The last almost eight months of waiting have been difficult. Yes, we have received several strong confirmations from God assuring us that we made the right choice in moving back to New Mexico. But we have also received a lot of hurt, confusion and apparent silence from God. As my sweetie said the other day, it feels like we’ve been put through the fire — which is good in the long run — but we’ve come through with a lot more burns than we expected.
Over the past week, Scott and I happened upon two possible life paths. They were brief encounters. The kind that don’t really inspire much thought or conversation, just a ‘huh’. But both of us, individually, kept mulling over these two possibilities until last night when, on our date night, Scott mentioned that he really felt like our life could very soon come down to the actualization of one of these paths.
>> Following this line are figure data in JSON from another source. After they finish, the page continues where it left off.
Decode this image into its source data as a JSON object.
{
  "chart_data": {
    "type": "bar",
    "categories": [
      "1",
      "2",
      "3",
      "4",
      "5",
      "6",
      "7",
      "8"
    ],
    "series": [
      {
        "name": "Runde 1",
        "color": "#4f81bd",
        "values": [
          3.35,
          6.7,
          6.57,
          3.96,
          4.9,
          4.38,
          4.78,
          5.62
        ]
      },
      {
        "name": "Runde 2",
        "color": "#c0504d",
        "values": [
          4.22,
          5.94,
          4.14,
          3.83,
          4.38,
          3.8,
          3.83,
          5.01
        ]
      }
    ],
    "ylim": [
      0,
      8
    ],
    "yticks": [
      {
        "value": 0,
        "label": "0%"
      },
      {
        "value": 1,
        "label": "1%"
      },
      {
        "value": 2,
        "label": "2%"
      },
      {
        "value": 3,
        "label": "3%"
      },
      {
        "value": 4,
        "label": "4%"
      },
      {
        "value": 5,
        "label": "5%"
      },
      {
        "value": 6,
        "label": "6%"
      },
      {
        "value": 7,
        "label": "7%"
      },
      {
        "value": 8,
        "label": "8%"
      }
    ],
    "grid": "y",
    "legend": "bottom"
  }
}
I was so relieved when he admitted this because I too had been feeling the same way. But these two paths are not ones that we would have previously considered. Ever. Either one would require an indefinite amount of time to begin. Either one would push us way outside of our comfort zones.
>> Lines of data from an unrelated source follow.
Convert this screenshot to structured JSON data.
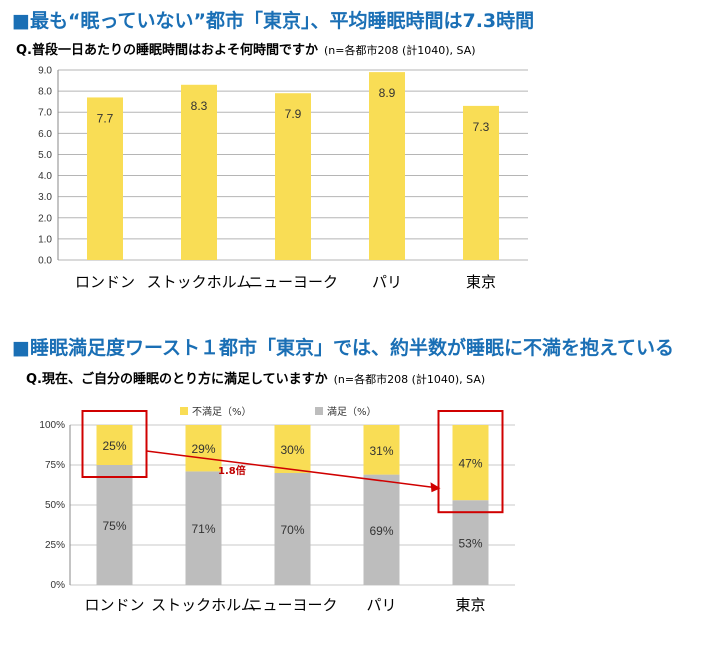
{
  "section1": {
    "heading": "■最も“眠っていない”都市「東京」、平均睡眠時間は7.3時間",
    "question": "Q.普段一日あたりの睡眠時間はおよそ何時間ですか",
    "note": "(n=各都市208 (計1040), SA)"
  },
  "section2": {
    "heading": "■睡眠満足度ワースト１都市「東京」では、約半数が睡眠に不満を抱えている",
    "question": "Q.現在、ご自分の睡眠のとり方に満足していますか",
    "note": "(n=各都市208 (計1040), SA)",
    "annotation": "1.8倍"
  },
  "chart_data": [
    {
      "type": "bar",
      "categories": [
        "ロンドン",
        "ストックホルム",
        "ニューヨーク",
        "パリ",
        "東京"
      ],
      "values": [
        7.7,
        8.3,
        7.9,
        8.9,
        7.3
      ],
      "value_labels": [
        "7.7",
        "8.3",
        "7.9",
        "8.9",
        "7.3"
      ],
      "y_ticks": [
        "0.0",
        "1.0",
        "2.0",
        "3.0",
        "4.0",
        "5.0",
        "6.0",
        "7.0",
        "8.0",
        "9.0"
      ],
      "ylim": [
        0,
        9
      ],
      "grid": true,
      "colors": {
        "bar": "#f9dd55",
        "grid": "#b5b5b5"
      }
    },
    {
      "type": "bar",
      "stacked": true,
      "categories": [
        "ロンドン",
        "ストックホルム",
        "ニューヨーク",
        "パリ",
        "東京"
      ],
      "series": [
        {
          "name": "満足（%）",
          "values": [
            75,
            71,
            70,
            69,
            53
          ],
          "labels": [
            "75%",
            "71%",
            "70%",
            "69%",
            "53%"
          ],
          "color": "#bdbdbd"
        },
        {
          "name": "不満足（%）",
          "values": [
            25,
            29,
            30,
            31,
            47
          ],
          "labels": [
            "25%",
            "29%",
            "30%",
            "31%",
            "47%"
          ],
          "color": "#f9dd55"
        }
      ],
      "y_ticks": [
        "0%",
        "25%",
        "50%",
        "75%",
        "100%"
      ],
      "ylim": [
        0,
        100
      ],
      "grid": true,
      "legend": "top",
      "highlight_color": "#d00000"
    }
  ]
}
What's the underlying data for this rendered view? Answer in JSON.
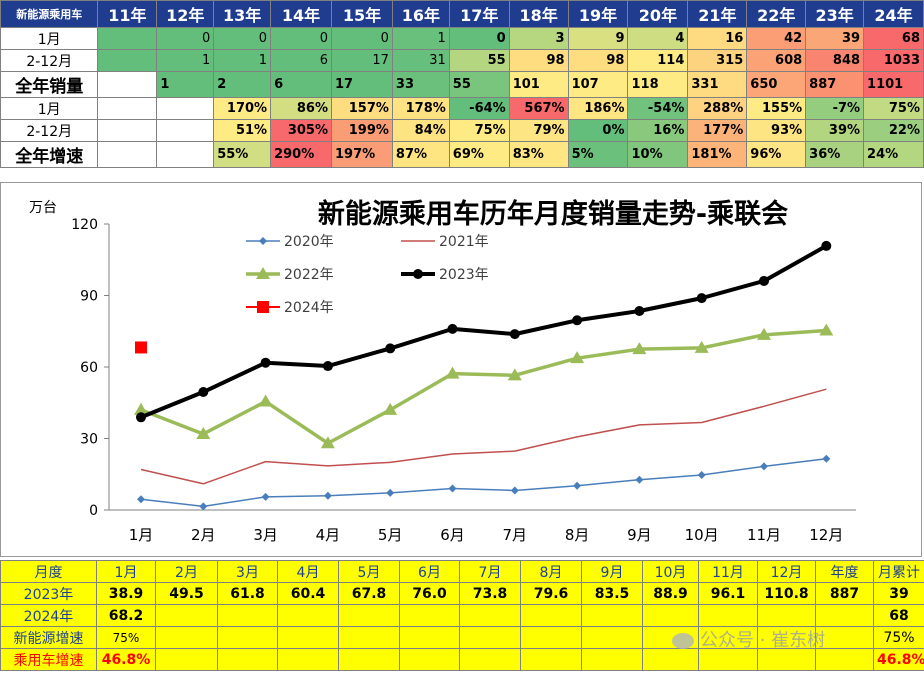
{
  "top_table": {
    "corner": "新能源乘用车",
    "years": [
      "11年",
      "12年",
      "13年",
      "14年",
      "15年",
      "16年",
      "17年",
      "18年",
      "19年",
      "20年",
      "21年",
      "22年",
      "23年",
      "24年"
    ],
    "rows": [
      {
        "label": "1月",
        "cells": [
          "",
          "0",
          "0",
          "0",
          "0",
          "1",
          "0",
          "3",
          "9",
          "4",
          "16",
          "42",
          "39",
          "68"
        ]
      },
      {
        "label": "2-12月",
        "cells": [
          "",
          "1",
          "1",
          "6",
          "17",
          "31",
          "55",
          "98",
          "98",
          "114",
          "315",
          "608",
          "848",
          "1033"
        ]
      },
      {
        "label": "全年销量",
        "cells": [
          "",
          "1",
          "2",
          "6",
          "17",
          "33",
          "55",
          "101",
          "107",
          "118",
          "331",
          "650",
          "887",
          "1101"
        ]
      },
      {
        "label": "1月",
        "cells": [
          "",
          "",
          "170%",
          "86%",
          "157%",
          "178%",
          "-64%",
          "567%",
          "186%",
          "-54%",
          "288%",
          "155%",
          "-7%",
          "75%"
        ]
      },
      {
        "label": "2-12月",
        "cells": [
          "",
          "",
          "51%",
          "305%",
          "199%",
          "84%",
          "75%",
          "79%",
          "0%",
          "16%",
          "177%",
          "93%",
          "39%",
          "22%"
        ]
      },
      {
        "label": "全年增速",
        "cells": [
          "",
          "",
          "55%",
          "290%",
          "197%",
          "87%",
          "69%",
          "83%",
          "5%",
          "10%",
          "181%",
          "96%",
          "36%",
          "24%"
        ]
      }
    ],
    "colors": [
      [
        "#63be7b",
        "#63be7b",
        "#63be7b",
        "#63be7b",
        "#63be7b",
        "#69c07c",
        "#63be7b",
        "#b6d680",
        "#d8e082",
        "#cfdd82",
        "#fedb80",
        "#fb9d75",
        "#fba677",
        "#f8696b"
      ],
      [
        "#63be7b",
        "#63be7b",
        "#63be7b",
        "#63be7b",
        "#63be7b",
        "#66bf7c",
        "#b5d680",
        "#fedd81",
        "#fedd81",
        "#ffeb84",
        "#fed380",
        "#fba276",
        "#f98470",
        "#f8696b"
      ],
      [
        "#ffffff",
        "#63be7b",
        "#63be7b",
        "#63be7b",
        "#63be7b",
        "#6bc17c",
        "#7ac57d",
        "#ffeb84",
        "#ffeb84",
        "#ffeb84",
        "#fedb81",
        "#fca576",
        "#fa9272",
        "#f8696b"
      ],
      [
        "#ffffff",
        "#ffffff",
        "#ffeb84",
        "#d3de82",
        "#fedd81",
        "#ffe383",
        "#63be7b",
        "#f8696b",
        "#ffe683",
        "#70c27c",
        "#fed280",
        "#feeb84",
        "#94cd7e",
        "#c2da81"
      ],
      [
        "#ffffff",
        "#ffffff",
        "#ffeb84",
        "#f8696b",
        "#fa9d75",
        "#fee382",
        "#ffeb84",
        "#fee583",
        "#63be7b",
        "#88c97e",
        "#fcb379",
        "#fee583",
        "#b2d580",
        "#9bcf7f"
      ],
      [
        "#ffffff",
        "#ffffff",
        "#d2de82",
        "#f8696b",
        "#fa9c75",
        "#fee582",
        "#ffeb84",
        "#fee683",
        "#6bc17c",
        "#80c77d",
        "#fcb479",
        "#fee583",
        "#a8d27f",
        "#b3d680"
      ]
    ]
  },
  "chart_data": {
    "type": "line",
    "title": "新能源乘用车历年月度销量走势-乘联会",
    "ylabel": "万台",
    "xlabel": "",
    "categories": [
      "1月",
      "2月",
      "3月",
      "4月",
      "5月",
      "6月",
      "7月",
      "8月",
      "9月",
      "10月",
      "11月",
      "12月"
    ],
    "ylim": [
      0,
      120
    ],
    "yticks": [
      0,
      30,
      60,
      90,
      120
    ],
    "grid": false,
    "legend": "top-left",
    "series": [
      {
        "name": "2020年",
        "color": "#4a7ebb",
        "marker": "diamond",
        "values": [
          4.5,
          1.5,
          5.5,
          6.0,
          7.2,
          9.0,
          8.2,
          10.2,
          12.7,
          14.7,
          18.3,
          21.5
        ]
      },
      {
        "name": "2021年",
        "color": "#c0504d",
        "marker": "none",
        "values": [
          17.0,
          11.0,
          20.3,
          18.5,
          20.0,
          23.5,
          24.7,
          30.7,
          35.7,
          36.7,
          43.5,
          50.7
        ]
      },
      {
        "name": "2022年",
        "color": "#9bbb59",
        "marker": "triangle",
        "values": [
          42.0,
          31.9,
          45.5,
          28.0,
          42.0,
          57.2,
          56.5,
          63.7,
          67.5,
          68.0,
          73.5,
          75.3
        ]
      },
      {
        "name": "2023年",
        "color": "#000000",
        "marker": "circle",
        "values": [
          38.9,
          49.5,
          61.8,
          60.4,
          67.8,
          76.0,
          73.8,
          79.6,
          83.5,
          88.9,
          96.1,
          110.8
        ]
      },
      {
        "name": "2024年",
        "color": "#ff0000",
        "marker": "square",
        "values": [
          68.2,
          null,
          null,
          null,
          null,
          null,
          null,
          null,
          null,
          null,
          null,
          null
        ]
      }
    ]
  },
  "bottom_table": {
    "header": [
      "月度",
      "1月",
      "2月",
      "3月",
      "4月",
      "5月",
      "6月",
      "7月",
      "8月",
      "9月",
      "10月",
      "11月",
      "12月",
      "年度",
      "月累计"
    ],
    "rows": [
      {
        "label": "2023年",
        "cells": [
          "38.9",
          "49.5",
          "61.8",
          "60.4",
          "67.8",
          "76.0",
          "73.8",
          "79.6",
          "83.5",
          "88.9",
          "96.1",
          "110.8",
          "887",
          "39"
        ]
      },
      {
        "label": "2024年",
        "cells": [
          "68.2",
          "",
          "",
          "",
          "",
          "",
          "",
          "",
          "",
          "",
          "",
          "",
          "",
          "68"
        ]
      },
      {
        "label": "新能源增速",
        "cells": [
          "75%",
          "",
          "",
          "",
          "",
          "",
          "",
          "",
          "",
          "",
          "",
          "",
          "",
          "75%"
        ]
      },
      {
        "label": "乘用车增速",
        "cells": [
          "46.8%",
          "",
          "",
          "",
          "",
          "",
          "",
          "",
          "",
          "",
          "",
          "",
          "",
          "46.8%"
        ]
      }
    ]
  },
  "watermark": "公众号 · 崔东树"
}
But we both feel a deep sense that this may very well be the reason God has had us wait so long for an answer.
We don’t want to lean on our own desires. We don’t want to force either of these options simply to have an option. But we also don’t want to ignore a prompting from God. And we don’t want to avoid what is uncomfortable.
Will you pray with us? I apologize for being vague, but we really don’t have specifics to share right now and would simply appreciate prayer that if this is a prompting from God, He will clarify and bless our exploration of these options?